Langjährige nichteheliche Paarbeziehung kann Abschiebungsandrohung entgegenstehen

1. Auch langjährige nichteheliche Paarbeziehungen können gemäß § 34 Abs. 1 S. 1 Nr. 4 AsylG familiäre Bindungen darstellen, die einer Abschiebungsandrohung entgegenstehen.

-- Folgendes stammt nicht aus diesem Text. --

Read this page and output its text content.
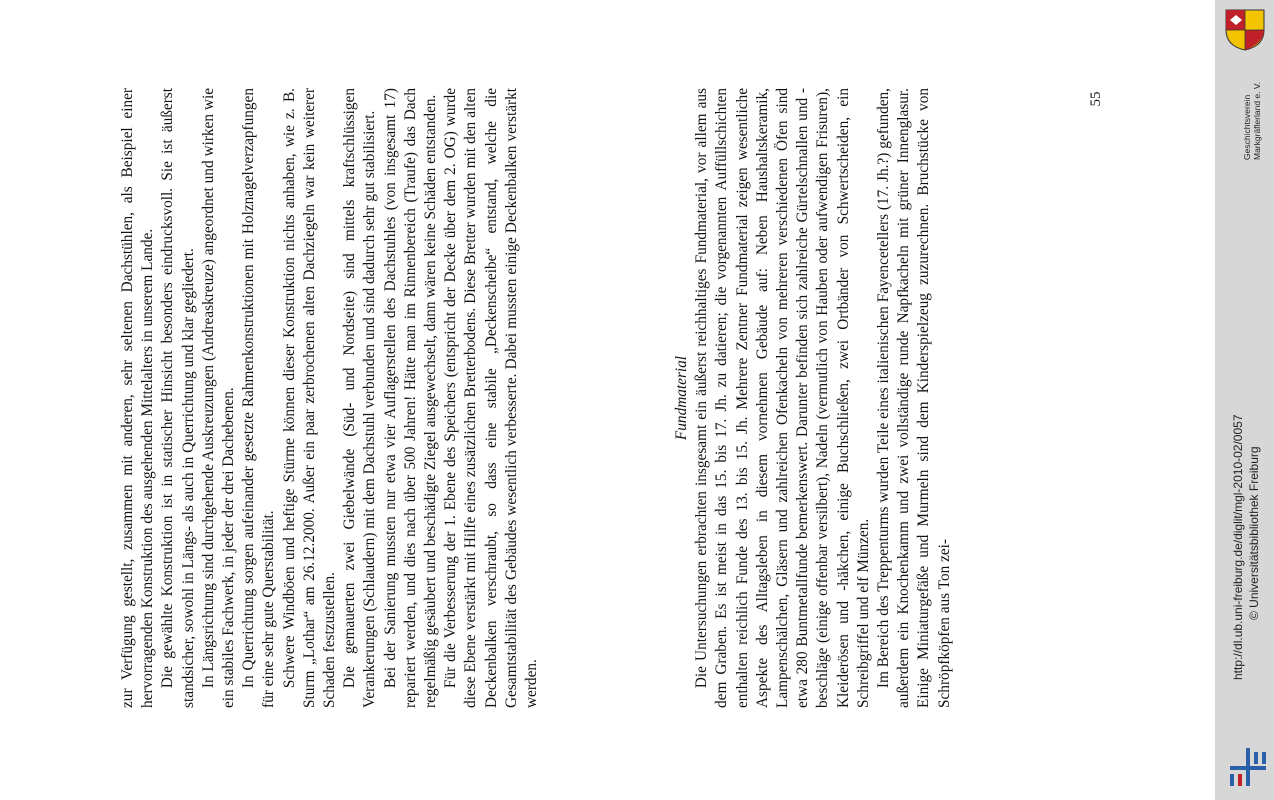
zur Verfügung gestellt, zusammen mit anderen, sehr seltenen Dachstühlen, als Beispiel einer hervorragenden Konstruktion des ausgehenden Mittelalters in unserem Lande. Die gewählte Konstruktion ist in statischer Hinsicht besonders eindrucksvoll. Sie ist äußerst standsicher, sowohl in Längs- als auch in Querrichtung und klar gegliedert. In Längsrichtung sind durchgehende Auskreuzungen (Andreaskreuze) angeordnet und wirken wie ein stabiles Fachwerk, in jeder der drei Dachebenen. In Querrichtung sorgen aufeinander gesetzte Rahmenkonstruktionen mit Holznagelverzapfungen für eine sehr gute Querstabilität. Schwere Windböen und heftige Stürme können dieser Konstruktion nichts anhaben, wie z. B. Sturm „Lothar“ am 26.12.2000. Außer ein paar zerbrochenen alten Dachziegeln war kein weiterer Schaden festzustellen. Die gemauerten zwei Giebelwände (Süd- und Nordseite) sind mittels kraftschlüssigen Verankerungen (Schlaudern) mit dem Dachstuhl verbunden und sind dadurch sehr gut stabilisiert. Bei der Sanierung mussten nur etwa vier Auflagerstellen des Dachstuhles (von insgesamt 17) repariert werden, und dies nach über 500 Jahren! Hätte man im Rinnenbereich (Traufe) das Dach regelmäßig gesäubert und beschädigte Ziegel ausgewechselt, dann wären keine Schäden entstanden. Für die Verbesserung der 1. Ebene des Speichers (entspricht der Decke über dem 2. OG) wurde diese Ebene verstärkt mit Hilfe eines zusätzlichen Bretterbodens. Diese Bretter wurden mit den alten Deckenbalken verschraubt, so dass eine stabile „Deckenscheibe“ entstand, welche die Gesamtstabilität des Gebäudes wesentlich verbesserte. Dabei mussten einige Deckenbalken verstärkt werden.

Fundmaterial Die Untersuchungen erbrachten insgesamt ein äußerst reichhaltiges Fundmaterial, vor allem aus dem Graben. Es ist meist in das 15. bis 17. Jh. zu datieren; die vorgenannten Auffüllschichten enthalten reichlich Funde des 13. bis 15. Jh. Mehrere Zentner Fundmaterial zeigen wesentliche Aspekte des Alltagsleben in diesem vornehmen Gebäude auf: Neben Haushaltskeramik, Lampenschälchen, Gläsern und zahlreichen Ofenkacheln von mehreren verschiedenen Öfen sind etwa 280 Buntmetallfunde bemerkenswert. Darunter befinden sich zahlreiche Gürtelschnallen und -beschläge (einige offenbar versilbert), Nadeln (vermutlich von Hauben oder aufwendigen Frisuren), Kleiderösen und -häkchen, einige Buchschließen, zwei Ortbänder von Schwertscheiden, ein Schreibgriffel und elf Münzen. Im Bereich des Treppenturms wurden Teile eines italienischen Fayencetellers (17. Jh.?) gefunden, außerdem ein Knochenkamm und zwei vollständige runde Napfkacheln mit grüner Innenglasur. Einige Miniaturgefäße und Murmeln sind dem Kinderspielzeug zuzurechnen. Bruchstücke von Schröpfköpfen aus Ton zei-

55
http://dl.ub.uni-freiburg.de/diglit/mgl-2010-02/0057 © Universitätsbibliothek Freiburg
Geschichtsverein Markgräflerland e. V.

2. Das gilt auch dann, wenn die Partnerin/der Partner lediglich über eine asylverfahrensrechtliche Aufenthaltsgestattung und keine Aufenthaltserlaubnis verfügt. In der nationalen Rechtsprechung ist zwar umstritten, wie gefestigt das Aufenthaltsrecht von Familienangehörigen sein muss, um einer Abschiebungsandrohung gemäß § 34 Abs. 1 S. 1 Nr. 4 AsylG entgegenstehen zu können. Vorzugswürdig erscheint mit Blick auf die grund- und konventionsrechtlich geschützte familiäre Lebensgemeinschaft jedoch, dabei auch solche Personen zu berücksichtigen, die kein über eine Aufenthaltsgestattung hinausgehendes, "gesichertes" Aufenthaltsrecht besitzen.

(Leitsätze der Redaktion; siehe auch: BVerfG: Beschluss vom 17.04.2024 – 2 BvR 244/24 – asyl.net: M32431; VG Gelsenkirchen, Beschluss vom 03.04.2024 - 14a L 239/24.A - asyl.net: M32327)

Schlagwörter: Abschiebungsandrohung, familiäre Lebensgemeinschaft, nichteheliche Lebensgemeinschaft, Familieneinheit, offensichtlich unbegründet,
Normen: AsylG § 34 Abs. 1 S. 1 Nr. 4, RL 2008/115/EG Art. 5 Bst. b, GG Art. 6 Abs. 1, EMRK Art. 8 Abs. 1, AsylG § 55 Abs. 1 S. 1
Auszüge:

[...]

Nach obigen Maßgaben bestehen im Zeitpunkt der Entscheidung des Verwaltungsgerichts (§ 77 Abs. 1 AsylG) ernstliche Zweifel an der Rechtmäßigkeit der Abschiebungsandrohung zumindest im Hinblick auf § 34 Abs. 1 Satz 1 Nr. 4 AsylG in der seit dem 27. Februar 2024 geltenden Fassung (nachfolgend: n.F.) insoweit, als dass die Abschiebungsandrohung nach Bekanntgabe einer Ablehnung des hier gegenständlichen Eilrechtsschutzantrages sofort vollziehbar wäre, während der (nichteheliche) Lebensgefährte/Partner der Antragstellerin, Herr …, aufgrund der von diesem am 30. Oktober 2023 - fristgemäß - mit aufschiebender Wirkung erhobenen Klage (1 K 1919/23.A) gegen den Bescheid des Bundesamtes vom 17. Oktober 2023 (Gz. ...) über ein nationalrechtliches Bleiberecht in Form einer nicht erloschenen Aufenthaltsgestattung (vgl. §§ 55, 67 AsylG) verfügt und derzeit nicht abgeschoben werden könnte.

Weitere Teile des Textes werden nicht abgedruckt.